Clement currently resides in Utah, but he used to live in Denver and commute by bike to work every day. During those rides to his office, which was located near Samaritan House, he would pass many homeless people and have conversations with them. This experience was also a motivating factor for his Everesting attempt for Team Samaritan. 
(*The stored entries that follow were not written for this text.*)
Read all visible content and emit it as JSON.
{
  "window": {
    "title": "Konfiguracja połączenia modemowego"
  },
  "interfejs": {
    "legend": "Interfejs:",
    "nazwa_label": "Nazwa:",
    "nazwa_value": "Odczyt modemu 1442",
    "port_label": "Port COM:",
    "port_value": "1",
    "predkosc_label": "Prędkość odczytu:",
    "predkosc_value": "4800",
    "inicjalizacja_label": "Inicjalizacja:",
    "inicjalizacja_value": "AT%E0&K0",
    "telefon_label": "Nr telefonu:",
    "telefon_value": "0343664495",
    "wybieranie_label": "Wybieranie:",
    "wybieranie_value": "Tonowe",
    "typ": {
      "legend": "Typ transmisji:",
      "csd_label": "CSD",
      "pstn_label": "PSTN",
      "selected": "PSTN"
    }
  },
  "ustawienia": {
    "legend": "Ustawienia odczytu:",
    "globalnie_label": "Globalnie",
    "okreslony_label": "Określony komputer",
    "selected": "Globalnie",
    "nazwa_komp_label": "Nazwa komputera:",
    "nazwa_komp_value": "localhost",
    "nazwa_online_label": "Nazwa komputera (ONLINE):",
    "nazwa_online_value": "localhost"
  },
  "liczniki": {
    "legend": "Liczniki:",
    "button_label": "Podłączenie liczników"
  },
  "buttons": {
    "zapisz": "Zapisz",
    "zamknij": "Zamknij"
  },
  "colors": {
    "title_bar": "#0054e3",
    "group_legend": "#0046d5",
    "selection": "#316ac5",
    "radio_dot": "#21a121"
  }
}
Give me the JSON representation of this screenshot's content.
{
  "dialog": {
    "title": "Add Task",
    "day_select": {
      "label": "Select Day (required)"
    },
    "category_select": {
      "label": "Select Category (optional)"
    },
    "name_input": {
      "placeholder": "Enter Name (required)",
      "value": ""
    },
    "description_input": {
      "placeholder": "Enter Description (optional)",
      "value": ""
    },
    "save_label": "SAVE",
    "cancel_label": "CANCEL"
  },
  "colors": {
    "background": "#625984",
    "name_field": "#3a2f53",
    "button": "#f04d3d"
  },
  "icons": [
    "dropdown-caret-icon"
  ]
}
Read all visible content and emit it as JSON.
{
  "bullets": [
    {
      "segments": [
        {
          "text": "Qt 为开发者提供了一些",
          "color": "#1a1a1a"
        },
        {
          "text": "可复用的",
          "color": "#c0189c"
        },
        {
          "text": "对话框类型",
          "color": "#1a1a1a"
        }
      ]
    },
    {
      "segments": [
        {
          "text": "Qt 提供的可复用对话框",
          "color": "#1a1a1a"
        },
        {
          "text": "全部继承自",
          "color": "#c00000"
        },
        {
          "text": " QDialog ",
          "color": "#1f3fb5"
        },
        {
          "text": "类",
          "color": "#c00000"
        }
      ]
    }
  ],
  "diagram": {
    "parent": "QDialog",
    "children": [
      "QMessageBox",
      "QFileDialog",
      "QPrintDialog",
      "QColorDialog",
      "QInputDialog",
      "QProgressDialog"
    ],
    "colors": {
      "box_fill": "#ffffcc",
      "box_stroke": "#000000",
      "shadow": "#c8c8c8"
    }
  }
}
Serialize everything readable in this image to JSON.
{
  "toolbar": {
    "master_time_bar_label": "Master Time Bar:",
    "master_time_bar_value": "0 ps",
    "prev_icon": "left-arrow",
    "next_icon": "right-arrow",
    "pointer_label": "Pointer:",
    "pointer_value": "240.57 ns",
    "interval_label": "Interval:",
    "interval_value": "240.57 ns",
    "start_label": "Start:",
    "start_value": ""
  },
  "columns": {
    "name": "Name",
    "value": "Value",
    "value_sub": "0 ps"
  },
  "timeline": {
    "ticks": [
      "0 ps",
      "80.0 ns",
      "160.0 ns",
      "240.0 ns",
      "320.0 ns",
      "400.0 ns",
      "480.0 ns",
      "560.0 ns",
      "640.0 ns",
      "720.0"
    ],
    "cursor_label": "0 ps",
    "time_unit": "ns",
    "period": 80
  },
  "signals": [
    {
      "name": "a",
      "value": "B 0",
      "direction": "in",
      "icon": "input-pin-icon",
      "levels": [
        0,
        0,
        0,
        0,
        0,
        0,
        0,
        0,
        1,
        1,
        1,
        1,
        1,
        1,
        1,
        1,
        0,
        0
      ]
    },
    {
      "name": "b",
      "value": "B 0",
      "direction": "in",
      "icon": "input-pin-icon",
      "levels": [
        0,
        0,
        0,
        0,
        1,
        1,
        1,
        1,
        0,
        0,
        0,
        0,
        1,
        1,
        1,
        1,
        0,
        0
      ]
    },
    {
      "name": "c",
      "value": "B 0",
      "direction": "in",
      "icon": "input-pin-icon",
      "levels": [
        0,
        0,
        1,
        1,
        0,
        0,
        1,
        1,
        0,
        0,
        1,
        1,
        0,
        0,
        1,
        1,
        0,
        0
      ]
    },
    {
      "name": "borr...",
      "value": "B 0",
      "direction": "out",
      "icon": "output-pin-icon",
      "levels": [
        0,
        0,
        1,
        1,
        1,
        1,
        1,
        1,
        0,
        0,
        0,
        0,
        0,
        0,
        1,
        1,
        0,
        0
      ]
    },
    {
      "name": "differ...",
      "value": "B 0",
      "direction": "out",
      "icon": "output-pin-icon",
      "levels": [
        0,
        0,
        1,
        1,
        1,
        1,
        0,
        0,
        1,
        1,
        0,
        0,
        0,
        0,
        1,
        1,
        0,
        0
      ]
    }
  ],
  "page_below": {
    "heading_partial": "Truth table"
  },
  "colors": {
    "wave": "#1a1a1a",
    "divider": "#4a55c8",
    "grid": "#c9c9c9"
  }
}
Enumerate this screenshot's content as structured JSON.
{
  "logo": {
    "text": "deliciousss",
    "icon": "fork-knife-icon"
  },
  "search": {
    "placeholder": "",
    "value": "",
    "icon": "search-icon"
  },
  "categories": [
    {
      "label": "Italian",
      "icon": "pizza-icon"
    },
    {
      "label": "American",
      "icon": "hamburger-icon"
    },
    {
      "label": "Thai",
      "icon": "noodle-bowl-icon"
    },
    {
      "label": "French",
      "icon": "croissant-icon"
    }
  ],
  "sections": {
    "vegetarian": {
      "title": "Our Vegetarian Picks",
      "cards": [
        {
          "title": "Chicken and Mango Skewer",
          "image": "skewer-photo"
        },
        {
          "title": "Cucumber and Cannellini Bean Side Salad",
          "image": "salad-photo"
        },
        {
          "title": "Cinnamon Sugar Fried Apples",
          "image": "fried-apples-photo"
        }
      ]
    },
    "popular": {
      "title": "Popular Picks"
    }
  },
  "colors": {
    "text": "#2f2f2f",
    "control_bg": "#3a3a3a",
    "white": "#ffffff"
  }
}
“It’s very different when you’re on a bike versus in a car because you’re right there,” Clement said. “If you stop at a stoplight and a homeless person is on the corner, whether or not they’re panhandling or something like that, you hear the conversations, or you’ll have a conversation with them. There are things you smell or you hear or you see that you just never would if you were in a car. So, it kind of made sense, too, with the biking aspect. It’s part of my community that I’ve lived and worked in for a very long time.” 

Clement’s Everesting attempt is one event in a series of endurance event’s he’s doing over the summer that culminates with the Leadville 100, a single-day mountain bike race across the Colorado Rockies. In that race, he will be riding to support young adults diagnosed with cancer by raising funds for First Descents.  

Both causes are near to Clement’s heart, and he said that while his Everesting attempt will be a form of “suffering,” it pales in comparison to what the homeless face day in and day out. This is ultimately why he’s riding and raising funds for Team Samaritan. 

“Any time we see a homeless person or people who have to live on the streets,” Clement said, “That is true suffering — true endurance — with no end in sight.”